'Still Alice' at the Cambridge Arts Theatre

'Still Alice' at the Cambridge Arts Theatre

Alice’s innerself, Alice and daughter Lydia from STILL ALICE

Alice’s innerself, Alice and daughter Lydia from STILL ALICE

Some plays are meant to change your life. Still Alice is one. It shows the suffering of dementia with such skill it opens windows in the mind . Familiar concepts like Alzheimer’s can never be the same again. The language around it is altered by this play and in it the audience travels to a deeper level of compassion. It might be what drama is all about.

Trust an American to make it all so entertaining . Still Alice takes place in a breezy well-to-do living room in a Cambridge ( Massachusetts) apartment. The massive fridge is central, a symbol of all the affluence around the couple, Ali and John who are successful, fast talking clever academics at Harvard University. They take their privilege for granted. Life is good. Son Thomas is a self-absorbed young married man , Mark Armstrong does a brilliant line in impatience tinged with guilt as he strolls in and out of the wealthy home and his reassuring parents’s lives. Daughter Lydia ( the name so carefully upscale) is Ruth Ollman tetchy and critical of an overachieving mother. Husband John, subtly played by Martin Marquez, is a scientist , one time co-author with his wife of some well-received books. Yet the character with true genius creation is the younger Alice herself, Alice as she was, as she remembers herself. On stage all through the play Eva Pope as the still sentient Alice sticks with her creator, reassuring, questioning, as she attempts to make some sense of the fractured world she faces. This device is clever. It allows us to hear what Alice is really thinking. When even alter-Alice becomes confused we know things have got bad.

But in this remarkable play the Director, David Grindley manages to take us along as a timeline of loss flashes up the date on a screen above the stage. The opening scenes are mildly alarming. As she searches for an explanation of why episodes in her daily life are sometimes confused Alice gradually realises she is stricken by a frightening mental condition. Small incidents of forgetfulness make her family aware in stages that the adored, even feared, mother they knew is fading. Her husband stays a steady rock but he attempts to follow his own career rather than abandon a longed for new research post. At one point, the decision to be brutally realistic about his wife’s deteriorating state seems set - and understandable. But even he changes.

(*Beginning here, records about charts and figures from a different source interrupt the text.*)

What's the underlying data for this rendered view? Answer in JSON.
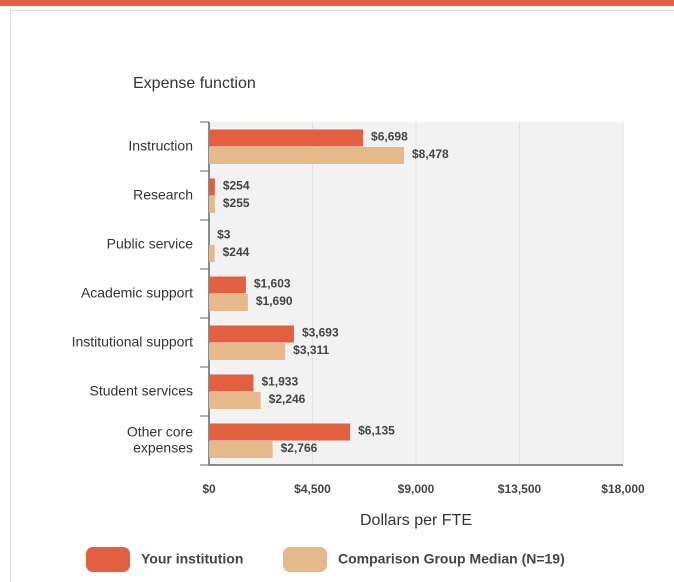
{
  "chart_data": {
    "type": "bar",
    "orientation": "horizontal",
    "y_axis_title": "Expense function",
    "x_axis_title": "Dollars per FTE",
    "categories": [
      "Instruction",
      "Research",
      "Public service",
      "Academic support",
      "Institutional support",
      "Student services",
      "Other core\nexpenses"
    ],
    "series": [
      {
        "name": "Your institution",
        "color": "#e2603f",
        "values": [
          6698,
          254,
          3,
          1603,
          3693,
          1933,
          6135
        ],
        "value_labels": [
          "$6,698",
          "$254",
          "$3",
          "$1,603",
          "$3,693",
          "$1,933",
          "$6,135"
        ]
      },
      {
        "name": "Comparison Group Median (N=19)",
        "color": "#e6b98a",
        "values": [
          8478,
          255,
          244,
          1690,
          3311,
          2246,
          2766
        ],
        "value_labels": [
          "$8,478",
          "$255",
          "$244",
          "$1,690",
          "$3,311",
          "$2,246",
          "$2,766"
        ]
      }
    ],
    "xlim": [
      0,
      18000
    ],
    "xticks": [
      {
        "value": 0,
        "label": "$0"
      },
      {
        "value": 4500,
        "label": "$4,500"
      },
      {
        "value": 9000,
        "label": "$9,000"
      },
      {
        "value": 13500,
        "label": "$13,500"
      },
      {
        "value": 18000,
        "label": "$18,000"
      }
    ],
    "grid": true,
    "legend": "bottom"
  }
}
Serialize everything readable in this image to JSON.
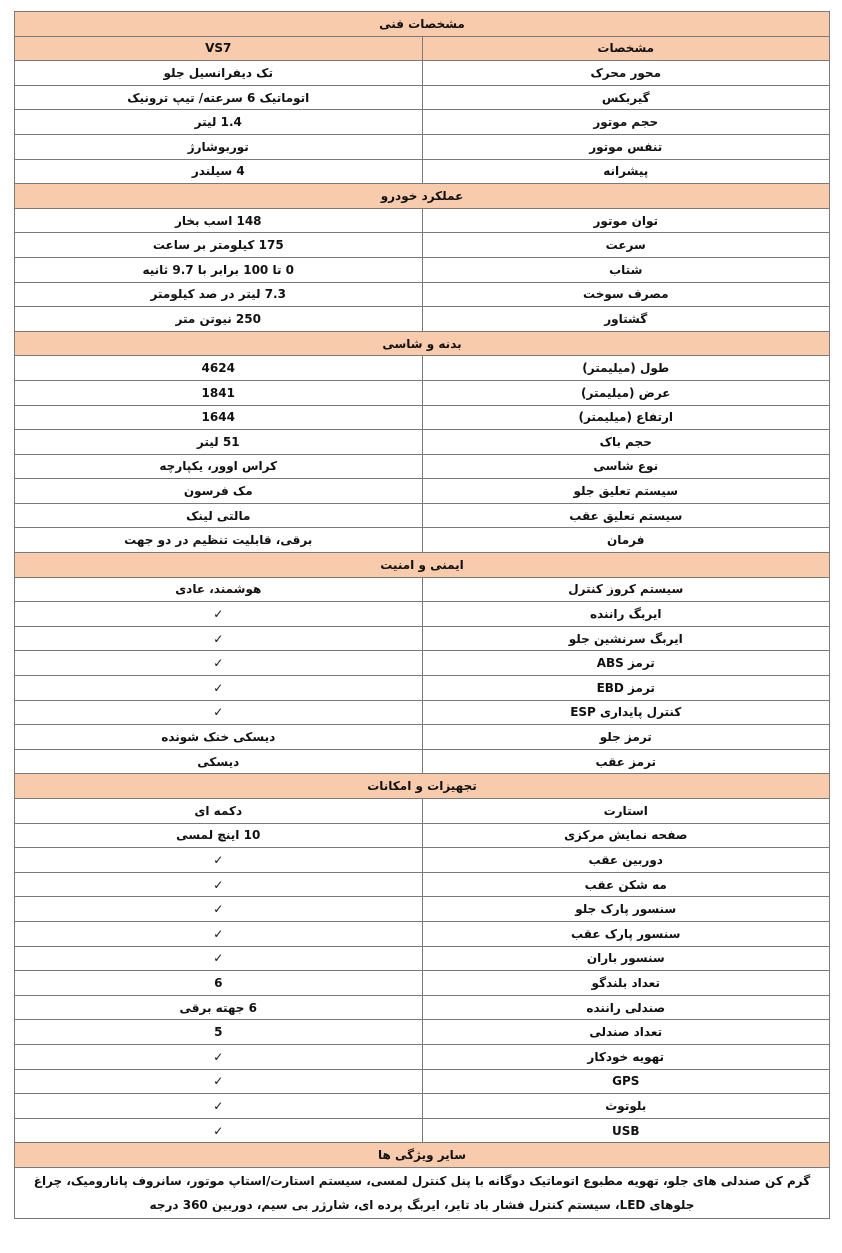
{
  "title": "مشخصات فنی",
  "header": {
    "label": "مشخصات",
    "value": "VS7"
  },
  "sections": [
    {
      "title": null,
      "rows": [
        {
          "label": "محور محرک",
          "value": "تک دیفرانسیل جلو"
        },
        {
          "label": "گیربکس",
          "value": "اتوماتیک 6 سرعته/ تیپ ترونیک"
        },
        {
          "label": "حجم موتور",
          "value": "1.4 لیتر"
        },
        {
          "label": "تنفس موتور",
          "value": "توربوشارژ"
        },
        {
          "label": "پیشرانه",
          "value": "4 سیلندر"
        }
      ]
    },
    {
      "title": "عملکرد خودرو",
      "rows": [
        {
          "label": "توان موتور",
          "value": "148 اسب بخار"
        },
        {
          "label": "سرعت",
          "value": "175 کیلومتر بر ساعت"
        },
        {
          "label": "شتاب",
          "value": "0 تا 100 برابر با 9.7 ثانیه"
        },
        {
          "label": "مصرف سوخت",
          "value": "7.3 لیتر در صد کیلومتر"
        },
        {
          "label": "گشتاور",
          "value": "250 نیوتن متر"
        }
      ]
    },
    {
      "title": "بدنه و شاسی",
      "rows": [
        {
          "label": "طول (میلیمتر)",
          "value": "4624"
        },
        {
          "label": "عرض (میلیمتر)",
          "value": "1841"
        },
        {
          "label": "ارتفاع (میلیمتر)",
          "value": "1644"
        },
        {
          "label": "حجم باک",
          "value": "51 لیتر"
        },
        {
          "label": "نوع شاسی",
          "value": "کراس اوور، یکپارچه"
        },
        {
          "label": "سیستم تعلیق جلو",
          "value": "مک فرسون"
        },
        {
          "label": "سیستم تعلیق عقب",
          "value": "مالتی لینک"
        },
        {
          "label": "فرمان",
          "value": "برقی، قابلیت تنظیم در دو جهت"
        }
      ]
    },
    {
      "title": "ایمنی و امنیت",
      "rows": [
        {
          "label": "سیستم کروز کنترل",
          "value": "هوشمند، عادی"
        },
        {
          "label": "ایربگ راننده",
          "value": "✓"
        },
        {
          "label": "ایربگ سرنشین جلو",
          "value": "✓"
        },
        {
          "label": "ترمز ABS",
          "value": "✓"
        },
        {
          "label": "ترمز EBD",
          "value": "✓"
        },
        {
          "label": "کنترل پایداری ESP",
          "value": "✓"
        },
        {
          "label": "ترمز جلو",
          "value": "دیسکی خنک شونده"
        },
        {
          "label": "ترمز عقب",
          "value": "دیسکی"
        }
      ]
    },
    {
      "title": "تجهیزات و امکانات",
      "rows": [
        {
          "label": "استارت",
          "value": "دکمه ای"
        },
        {
          "label": "صفحه نمایش مرکزی",
          "value": "10 اینچ لمسی"
        },
        {
          "label": "دوربین عقب",
          "value": "✓"
        },
        {
          "label": "مه شکن عقب",
          "value": "✓"
        },
        {
          "label": "سنسور پارک جلو",
          "value": "✓"
        },
        {
          "label": "سنسور پارک عقب",
          "value": "✓"
        },
        {
          "label": "سنسور باران",
          "value": "✓"
        },
        {
          "label": "تعداد بلندگو",
          "value": "6"
        },
        {
          "label": "صندلی راننده",
          "value": "6 جهته برقی"
        },
        {
          "label": "تعداد صندلی",
          "value": "5"
        },
        {
          "label": "تهویه خودکار",
          "value": "✓"
        },
        {
          "label": "GPS",
          "value": "✓"
        },
        {
          "label": "بلوتوث",
          "value": "✓"
        },
        {
          "label": "USB",
          "value": "✓"
        }
      ]
    }
  ],
  "other": {
    "title": "سایر ویژگی ها",
    "text": "گرم کن صندلی های جلو، تهویه مطبوع اتوماتیک دوگانه با پنل کنترل لمسی، سیستم استارت/استاپ موتور، سانروف پاناروميک، چراغ جلوهای LED، سیستم کنترل فشار باد تایر، ایربگ پرده ای، شارژر بی سیم، دوربین 360 درجه"
  },
  "colors": {
    "section_bg": "#f8cbad",
    "border": "#7a7a7a"
  }
}
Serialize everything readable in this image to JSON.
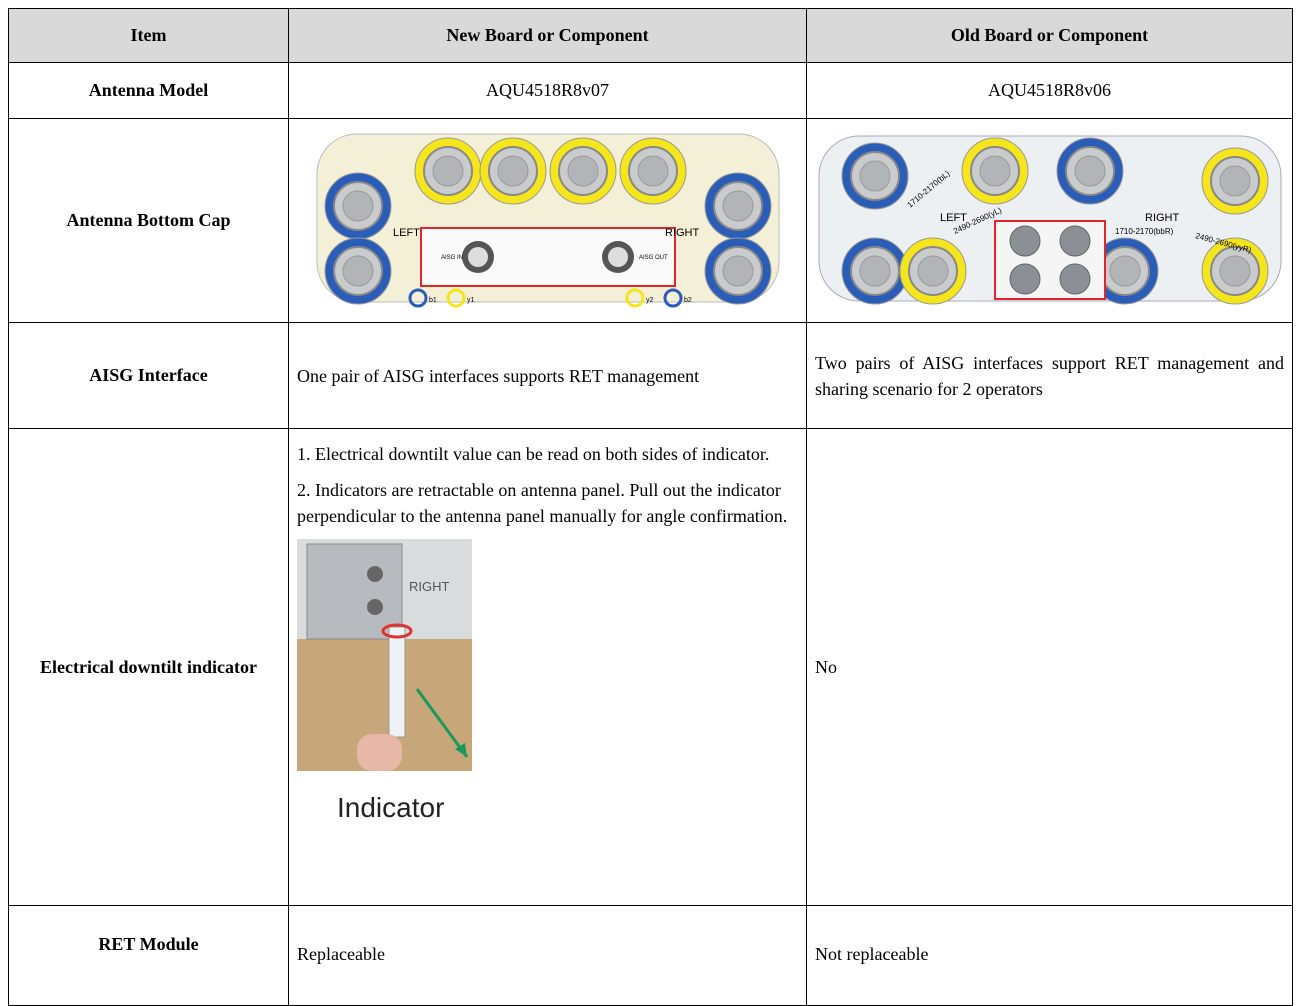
{
  "table": {
    "header": [
      "Item",
      "New Board or Component",
      "Old Board or Component"
    ],
    "rows": [
      {
        "item": "Antenna Model",
        "new": "AQU4518R8v07",
        "old": "AQU4518R8v06"
      },
      {
        "item": "Antenna Bottom Cap",
        "new": {
          "labels": [
            "LEFT",
            "RIGHT",
            "AISG IN",
            "AISG OUT",
            "b1",
            "y1",
            "y2",
            "b2"
          ]
        },
        "old": {
          "labels": [
            "LEFT",
            "RIGHT",
            "1710-2170(bL)",
            "2490-2690(yL)",
            "1710-2170(bbR)",
            "2490-2690(yyR)"
          ]
        }
      },
      {
        "item": "AISG Interface",
        "new": "One pair of AISG interfaces supports RET management",
        "old": "Two pairs of AISG interfaces support RET management and sharing scenario for 2 operators"
      },
      {
        "item": "Electrical downtilt indicator",
        "new": {
          "paragraphs": [
            "1. Electrical downtilt value can be read on both sides of indicator.",
            "2. Indicators are retractable on antenna panel. Pull out the indicator perpendicular to the antenna panel manually for angle confirmation."
          ],
          "image_labels": [
            "RIGHT",
            "Indicator"
          ]
        },
        "old": "No"
      },
      {
        "item": "RET Module",
        "new": "Replaceable",
        "old": "Not replaceable"
      }
    ]
  }
}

It was a book written by an academic neuroscientist Lisa Genova (at Harvard) then adapted for the stage . This is its British premiere run. Meanwhile it has been a film. It’s hard to imagine how, as you watch the events on stage. No photographic version however ingenious could substitute for the anguished three dimensional people before us in all their vulnerability. And Alice - so intensely and humanly realised by Sharon Small is at the core of it.

The heartbreaking highlight of this intelligent drama is surely Alice’s speech given, as she says, while she still can. And her very human hope that even though she will forget she ever gave it, that will not matter, the fact is she did. Don’t miss the chance to hear and see a great actress more real and moving than you could imagine.